There’s no question of how and why Haring’s work – witty, muscular, emotive – is still some of the most beloved and recognizable today. In his short life, he was practically the Platonic ideal of the contemporary artist: trailblazing, defiant, inclusive, prolific, and ever in touch with his original audience. On April 18, in its Prints & Multiples Signature® Auction, Heritage will offer a complete set of limited-edition Pop Shop lithographs Haring produced in 1989, titled Pop Shop III. It is the third set of four he created for the shop that year. The work is Haring at his sharpest and most prophetic: The four panels tell a loose and rangy (and comic) tale of humans struggling to control their machine. A giant pair of scissors cuts the cord to a giant, all-important computer. People fret. A person gets sucked up into the machine in an attempt to fix it, while another helps, and panics. Does this sound like 2023? Exceptional artists have exceptional antennae. Thirty-four years ago, Haring predicted our fraught relationship with our digital revolution. He knew where we were headed in more ways than one.
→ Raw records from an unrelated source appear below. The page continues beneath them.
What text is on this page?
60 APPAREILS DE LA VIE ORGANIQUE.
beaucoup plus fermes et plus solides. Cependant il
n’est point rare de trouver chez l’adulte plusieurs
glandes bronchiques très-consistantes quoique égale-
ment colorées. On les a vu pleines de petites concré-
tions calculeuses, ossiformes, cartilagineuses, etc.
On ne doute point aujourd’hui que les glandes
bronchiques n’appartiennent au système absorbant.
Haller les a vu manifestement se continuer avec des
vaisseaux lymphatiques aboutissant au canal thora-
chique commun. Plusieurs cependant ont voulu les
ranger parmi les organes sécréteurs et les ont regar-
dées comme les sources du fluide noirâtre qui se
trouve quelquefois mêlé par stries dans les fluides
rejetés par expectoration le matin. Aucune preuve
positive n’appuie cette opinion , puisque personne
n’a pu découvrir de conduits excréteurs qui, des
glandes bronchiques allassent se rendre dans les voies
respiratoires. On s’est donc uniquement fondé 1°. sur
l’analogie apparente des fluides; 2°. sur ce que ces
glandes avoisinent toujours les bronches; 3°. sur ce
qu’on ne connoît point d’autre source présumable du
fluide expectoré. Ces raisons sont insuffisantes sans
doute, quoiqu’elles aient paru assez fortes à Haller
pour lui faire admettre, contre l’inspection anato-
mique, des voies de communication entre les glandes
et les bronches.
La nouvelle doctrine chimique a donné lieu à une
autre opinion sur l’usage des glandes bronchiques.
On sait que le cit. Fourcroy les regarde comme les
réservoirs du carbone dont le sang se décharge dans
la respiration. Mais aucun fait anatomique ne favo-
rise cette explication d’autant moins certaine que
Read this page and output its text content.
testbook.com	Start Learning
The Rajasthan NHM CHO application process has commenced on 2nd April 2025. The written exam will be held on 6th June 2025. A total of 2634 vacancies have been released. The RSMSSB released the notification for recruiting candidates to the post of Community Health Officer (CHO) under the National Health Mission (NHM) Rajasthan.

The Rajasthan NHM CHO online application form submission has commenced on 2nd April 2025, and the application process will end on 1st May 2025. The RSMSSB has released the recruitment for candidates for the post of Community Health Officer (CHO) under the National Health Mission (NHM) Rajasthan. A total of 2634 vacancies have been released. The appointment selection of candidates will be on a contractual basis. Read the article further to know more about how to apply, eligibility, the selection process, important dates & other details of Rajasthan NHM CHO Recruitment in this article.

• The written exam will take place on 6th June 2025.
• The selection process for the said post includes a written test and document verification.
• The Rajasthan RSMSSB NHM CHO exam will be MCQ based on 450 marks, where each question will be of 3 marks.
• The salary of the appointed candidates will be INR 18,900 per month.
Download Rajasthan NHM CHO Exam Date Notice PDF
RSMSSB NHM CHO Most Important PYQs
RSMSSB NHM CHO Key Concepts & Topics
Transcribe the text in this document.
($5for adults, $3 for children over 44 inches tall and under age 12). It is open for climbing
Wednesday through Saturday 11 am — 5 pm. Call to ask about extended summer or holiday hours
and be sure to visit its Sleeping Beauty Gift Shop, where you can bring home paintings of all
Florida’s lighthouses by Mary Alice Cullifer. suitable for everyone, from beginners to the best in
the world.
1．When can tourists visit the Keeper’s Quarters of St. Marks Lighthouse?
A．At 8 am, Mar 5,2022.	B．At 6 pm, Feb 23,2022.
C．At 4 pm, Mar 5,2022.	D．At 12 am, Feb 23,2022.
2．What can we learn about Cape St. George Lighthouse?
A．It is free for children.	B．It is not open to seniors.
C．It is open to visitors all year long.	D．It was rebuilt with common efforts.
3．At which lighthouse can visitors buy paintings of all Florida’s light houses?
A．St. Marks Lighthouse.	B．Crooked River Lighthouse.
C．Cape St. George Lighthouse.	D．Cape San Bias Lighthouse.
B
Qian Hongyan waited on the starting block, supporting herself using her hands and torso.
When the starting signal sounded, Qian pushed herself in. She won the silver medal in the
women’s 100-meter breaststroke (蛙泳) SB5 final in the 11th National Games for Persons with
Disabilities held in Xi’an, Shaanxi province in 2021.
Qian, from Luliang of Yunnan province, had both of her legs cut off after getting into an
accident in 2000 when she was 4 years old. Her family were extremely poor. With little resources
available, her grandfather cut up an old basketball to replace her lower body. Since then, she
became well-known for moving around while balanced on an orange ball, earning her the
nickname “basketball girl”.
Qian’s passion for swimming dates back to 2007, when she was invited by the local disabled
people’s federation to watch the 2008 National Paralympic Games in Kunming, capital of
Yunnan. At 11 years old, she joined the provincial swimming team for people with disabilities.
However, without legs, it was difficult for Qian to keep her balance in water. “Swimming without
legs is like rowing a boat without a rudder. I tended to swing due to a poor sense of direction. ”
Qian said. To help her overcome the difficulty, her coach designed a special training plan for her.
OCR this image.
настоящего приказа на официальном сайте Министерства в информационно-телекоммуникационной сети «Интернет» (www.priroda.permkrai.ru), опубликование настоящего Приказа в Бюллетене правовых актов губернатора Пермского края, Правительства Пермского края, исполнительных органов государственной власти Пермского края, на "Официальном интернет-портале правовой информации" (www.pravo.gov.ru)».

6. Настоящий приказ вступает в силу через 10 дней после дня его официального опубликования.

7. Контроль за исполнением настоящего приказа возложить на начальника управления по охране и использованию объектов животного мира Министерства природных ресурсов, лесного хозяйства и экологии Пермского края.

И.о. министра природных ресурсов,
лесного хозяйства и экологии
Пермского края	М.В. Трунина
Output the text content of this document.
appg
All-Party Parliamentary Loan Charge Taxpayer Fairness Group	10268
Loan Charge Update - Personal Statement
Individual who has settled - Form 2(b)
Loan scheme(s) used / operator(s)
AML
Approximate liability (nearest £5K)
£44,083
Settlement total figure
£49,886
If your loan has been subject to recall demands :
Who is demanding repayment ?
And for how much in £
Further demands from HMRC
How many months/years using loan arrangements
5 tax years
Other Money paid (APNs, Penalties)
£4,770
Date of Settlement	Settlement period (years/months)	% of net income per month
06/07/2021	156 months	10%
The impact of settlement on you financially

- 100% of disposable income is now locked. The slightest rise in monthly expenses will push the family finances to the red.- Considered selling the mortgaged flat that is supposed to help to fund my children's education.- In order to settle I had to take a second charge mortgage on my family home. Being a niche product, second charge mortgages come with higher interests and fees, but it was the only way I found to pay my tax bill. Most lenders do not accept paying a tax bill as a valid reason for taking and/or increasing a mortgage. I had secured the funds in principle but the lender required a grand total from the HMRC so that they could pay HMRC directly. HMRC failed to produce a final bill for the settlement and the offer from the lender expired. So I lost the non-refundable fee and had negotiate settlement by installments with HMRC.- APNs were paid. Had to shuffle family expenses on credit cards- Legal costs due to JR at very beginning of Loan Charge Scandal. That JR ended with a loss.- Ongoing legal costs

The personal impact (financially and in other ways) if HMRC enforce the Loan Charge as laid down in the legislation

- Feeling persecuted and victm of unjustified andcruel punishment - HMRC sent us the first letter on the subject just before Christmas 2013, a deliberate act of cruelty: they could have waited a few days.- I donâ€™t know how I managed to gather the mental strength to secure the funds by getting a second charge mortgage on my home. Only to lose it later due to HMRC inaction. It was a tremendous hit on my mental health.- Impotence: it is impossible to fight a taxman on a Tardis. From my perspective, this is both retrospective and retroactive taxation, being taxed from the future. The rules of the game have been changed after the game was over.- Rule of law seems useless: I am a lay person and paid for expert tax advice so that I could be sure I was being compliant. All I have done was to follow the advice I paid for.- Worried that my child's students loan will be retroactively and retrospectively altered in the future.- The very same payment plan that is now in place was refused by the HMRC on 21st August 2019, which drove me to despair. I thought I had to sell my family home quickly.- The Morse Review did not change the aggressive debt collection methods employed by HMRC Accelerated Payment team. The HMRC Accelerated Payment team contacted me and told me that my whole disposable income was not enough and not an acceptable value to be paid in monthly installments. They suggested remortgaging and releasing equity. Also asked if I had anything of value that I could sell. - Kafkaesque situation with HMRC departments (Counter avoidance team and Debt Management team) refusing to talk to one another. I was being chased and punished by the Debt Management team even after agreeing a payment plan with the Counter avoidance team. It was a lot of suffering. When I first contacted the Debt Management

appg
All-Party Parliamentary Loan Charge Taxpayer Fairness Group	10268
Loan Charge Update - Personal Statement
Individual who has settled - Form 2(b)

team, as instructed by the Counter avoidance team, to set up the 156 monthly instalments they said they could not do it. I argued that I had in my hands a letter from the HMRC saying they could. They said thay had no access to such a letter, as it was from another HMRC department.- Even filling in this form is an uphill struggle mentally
The image that graces the cover of Heritage’s catalog for the April 18 sale is a work by Joan Mitchell. This diptych from the Sunflowers series was the last that Joan Mitchell printed before her death in 1992. “The series is highly representational of Mitchell’s body of work,” said Heritage’s Director of Prints & Multiples, Rebecca Van Norman. “It is energetic, rageful, graceful, and always articulate. Sunflowers I features related images juxtaposed to form a diptych and demonstrates two polarities of Mitchell’s style. The downpouring of angry energy into the crayon strokes becomes the subject, which is darker than one might associate with the bright and vibrant sunflower.”
Another pioneering woman artist featured in this auction who’s had a long and fascinating relationship with printmaking is Vija Celmins. She toils for months or even years on a single print, intricately working and reworking its surface. “She has been drawn to lithography and working with stone because of how labor intensive it is,” says Van Norman. Celmins’ Untitled (Desert) from 1971 is one of the artist’s early works before she took a long break from printmaking.
Van Norman continues: “When Celmins spoke about this work in October 2022 after receiving the Jordan Schnitzer Award for Excellence in Printmaking, she said, ‘I started going out into the desert, and [as a European] this was a great experience for me. You can look so close and so very far. The work projects really far, and when you come up to it you begin to see other aspects of it. The distance invites you in. You begin to identify with the surface.'”
Another rare-to-auction work is within a selection of lithographs and etchings by Joan Miro: Lithographie pour le centenaire de L’Imprimerie Mourlot from 1953 is iconic for the artist, with all of the elements we love and look for in Miro’s work, and abstraction in general. Miro’s signature airborne vessels and spikey creatures float in a skyscape punctuated by the orange globe that anchors the composition.
South African artist William Kentridge’s reputation keeps rising as he reaches his career prime and embarks on a multi-front campus-wide residency at UC Berkeley in 2023. Heritage is offering an unusual and charismatic Kentridge aquatint and drypoint from 2010 titled Scribble Cat; it’s created on six sheets of paper, then assembled to complete the scruffy and smiling feline who reflects the distinctive and robust mark-making we associate with the multi-disciplinary artist.